La politica industriale

Politica industriale, innovazione e concorrenza

Carlo Stagnaro

Il Dottor Amato dei primi anni Novanta e il Signor Giuliano del 2017

Per fare innovazione serve la vecchia politica industriale? Sembra suggerirlo, senza dirlo in modo troppo esplicito, l’intervista concessa da Giuliano Amato ad Aldo Cazzullo sul Corriere della sera.

Dice Amato:

Quando questo [l’impoverimento dei ceti medi] arrivò, noi avevamo quasi smantellato l’intervento pubblico sul quale si era costruito il secolo socialdemocratico. Io stesso, presidente dell’Antitrust all’inizio degli anni Novanta, dicevo che ormai la politica della concorrenza era l’unica politica industriale che ci serviva. Ci siamo accorti dopo che non era così; perché la promozione dell’innovazione tecnologica e il suo trasferimento nell’impresa almeno in taluni Paesi, e di sicuro nel nostro, hanno bisogno di un intervento pubblico.

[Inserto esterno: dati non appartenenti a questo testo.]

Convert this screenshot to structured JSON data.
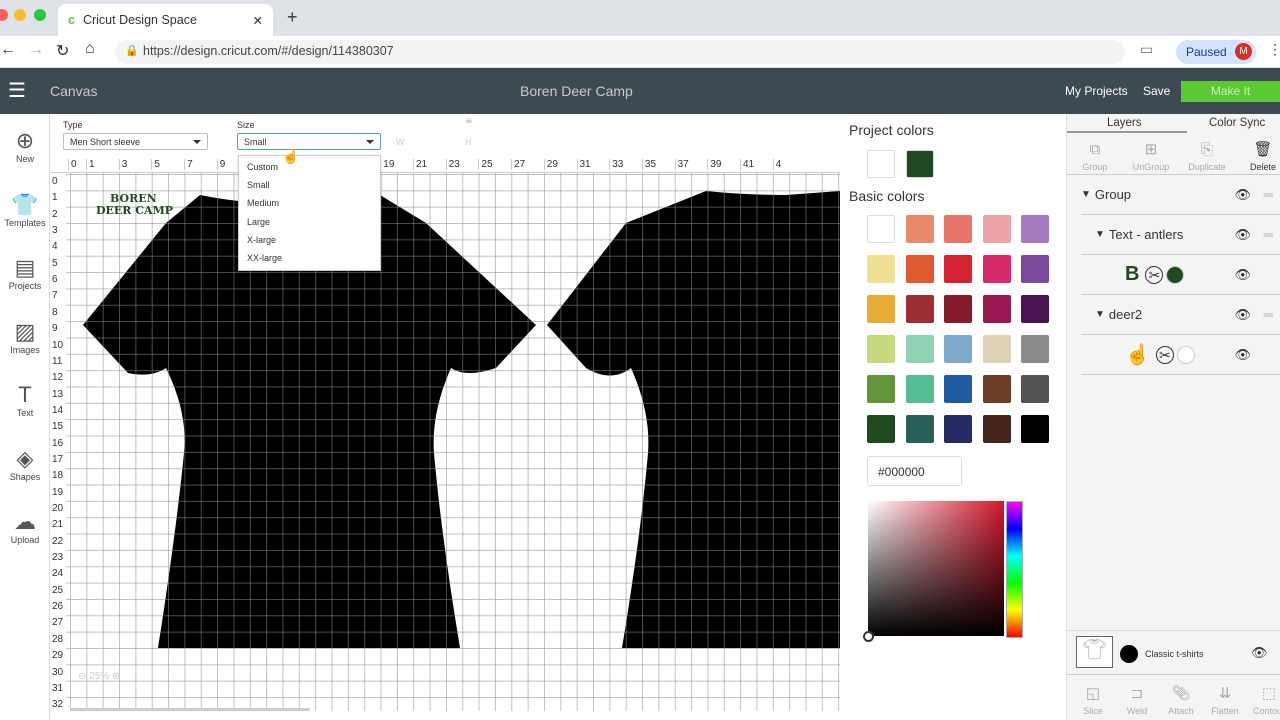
{
  "browser": {
    "tab_title": "Cricut Design Space",
    "url": "https://design.cricut.com/#/design/114380307",
    "paused_label": "Paused",
    "avatar_letter": "M"
  },
  "app": {
    "section": "Canvas",
    "project_title": "Boren Deer Camp",
    "my_projects": "My Projects",
    "save": "Save",
    "make_it": "Make It",
    "accent": "#5cc932"
  },
  "left_nav": [
    {
      "label": "New",
      "icon": "plus-circle-icon",
      "glyph": "⊕"
    },
    {
      "label": "Templates",
      "icon": "tshirt-icon",
      "glyph": "👕"
    },
    {
      "label": "Projects",
      "icon": "projects-icon",
      "glyph": "▤"
    },
    {
      "label": "Images",
      "icon": "images-icon",
      "glyph": "▨"
    },
    {
      "label": "Text",
      "icon": "text-icon",
      "glyph": "T"
    },
    {
      "label": "Shapes",
      "icon": "shapes-icon",
      "glyph": "◈"
    },
    {
      "label": "Upload",
      "icon": "upload-icon",
      "glyph": "☁"
    }
  ],
  "props": {
    "type_label": "Type",
    "type_value": "Men Short sleeve",
    "size_label": "Size",
    "size_value": "Small",
    "w_label": "W",
    "h_label": "H"
  },
  "size_options": [
    "Custom",
    "Small",
    "Medium",
    "Large",
    "X-large",
    "XX-large"
  ],
  "ruler": {
    "top": [
      "0",
      "1",
      "3",
      "5",
      "7",
      "9",
      "11",
      "13",
      "15",
      "17",
      "19",
      "21",
      "23",
      "25",
      "27",
      "29",
      "31",
      "33",
      "35",
      "37",
      "39",
      "41",
      "4"
    ],
    "left": [
      "0",
      "1",
      "2",
      "3",
      "4",
      "5",
      "6",
      "7",
      "8",
      "9",
      "10",
      "11",
      "12",
      "13",
      "14",
      "15",
      "16",
      "17",
      "18",
      "19",
      "20",
      "21",
      "22",
      "23",
      "24",
      "25",
      "26",
      "27",
      "28",
      "29",
      "30",
      "31",
      "32"
    ]
  },
  "canvas": {
    "design_text_1": "BOREN",
    "design_text_2": "DEER CAMP",
    "zoom": "25%"
  },
  "colors": {
    "project_title": "Project colors",
    "project": [
      "#ffffff",
      "#1f4a1f"
    ],
    "basic_title": "Basic colors",
    "basic": [
      "#ffffff",
      "#e98a6b",
      "#e4776a",
      "#eba5a7",
      "#a47bbd",
      "#efe193",
      "#df5a30",
      "#d42330",
      "#d62a6b",
      "#7a4a9c",
      "#e8ac35",
      "#9c2e33",
      "#851c2c",
      "#98184f",
      "#4a1251",
      "#c5da7c",
      "#90d3b3",
      "#7fa9cc",
      "#dcd3b3",
      "#8b8b8b",
      "#64943a",
      "#55bd94",
      "#1f5da3",
      "#6a3f26",
      "#535353",
      "#1f4a1f",
      "#2a5e58",
      "#262c63",
      "#46251b",
      "#000000"
    ],
    "hex_value": "#000000"
  },
  "layers": {
    "tab_layers": "Layers",
    "tab_colorsync": "Color Sync",
    "tools": [
      "Group",
      "UnGroup",
      "Duplicate",
      "Delete"
    ],
    "rows": [
      {
        "label": "Group"
      },
      {
        "label": "Text - antlers"
      },
      {
        "label": ""
      },
      {
        "label": "deer2"
      },
      {
        "label": ""
      }
    ],
    "canvas_label": "Classic t-shirts",
    "bottom_tools": [
      "Slice",
      "Weld",
      "Attach",
      "Flatten",
      "Contour"
    ]
  }
}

Non voglio discutere l’impoverimento del ceto medio, tema su cui rimando a Brusco e Tinagli. Mi interessa piuttosto il passaggio su politiche industriali e innovazione, che vorrei decomporre in due parti. Anzitutto, il presunto smantellamento dell’intervento pubblico. Ci sono molti modi di raccontare questo “smantellamento”, ma a me piace farlo così: 

 

Italia 2016

 

Spesa pubblica (% Pil)

49,6%

Total tax rate (tassazione sulle imprese in % sugli utili)

62%

Imprese a partecipazione pubblica (% capitalizzazione di borsa)

27%

Indice della libertà economica (0-100)

62,5

La seconda parte è più interessante: serve o non serve l’intervento pubblico per promuovere l’innovazione? La risposta più onesta è: dipende. Dando per scontato che vi sia un interesse generale nel sostenere le attività innovative, quello che conta è che tipo di intervento pubblico abbiamo in mente. Se Amato pensa a politiche “orizzontali”, come la detassazione degli investimenti in R&S&I, la tutela brevettuale, e in generale la riduzione del carico fiscale e soprattutto regolatorio, allora è difficile essere in disaccordo (qui, quo, qua). Aveva ragione l’Amato dei primi anni Novanta: la miglior politica “industriale” è la competition policy. Se invece l'Amato del 2017 allude al ritorno a politiche “di filiera”, nell’ambito delle quali lo Stato gioca un ruolo di primo piano nell’individuare i settori e le imprese su cui investire, di queste politiche sono piene le fosse (cip, ciop).  

Il punto essenziale è semplicemente questo: è vero che l’Italia ha un drammatico bisogno di innovare. La ragione per cui le imprese italiane non sono abbastanza innovative, però, non è la latitanza dello Stato, ma la sua onnipresenza.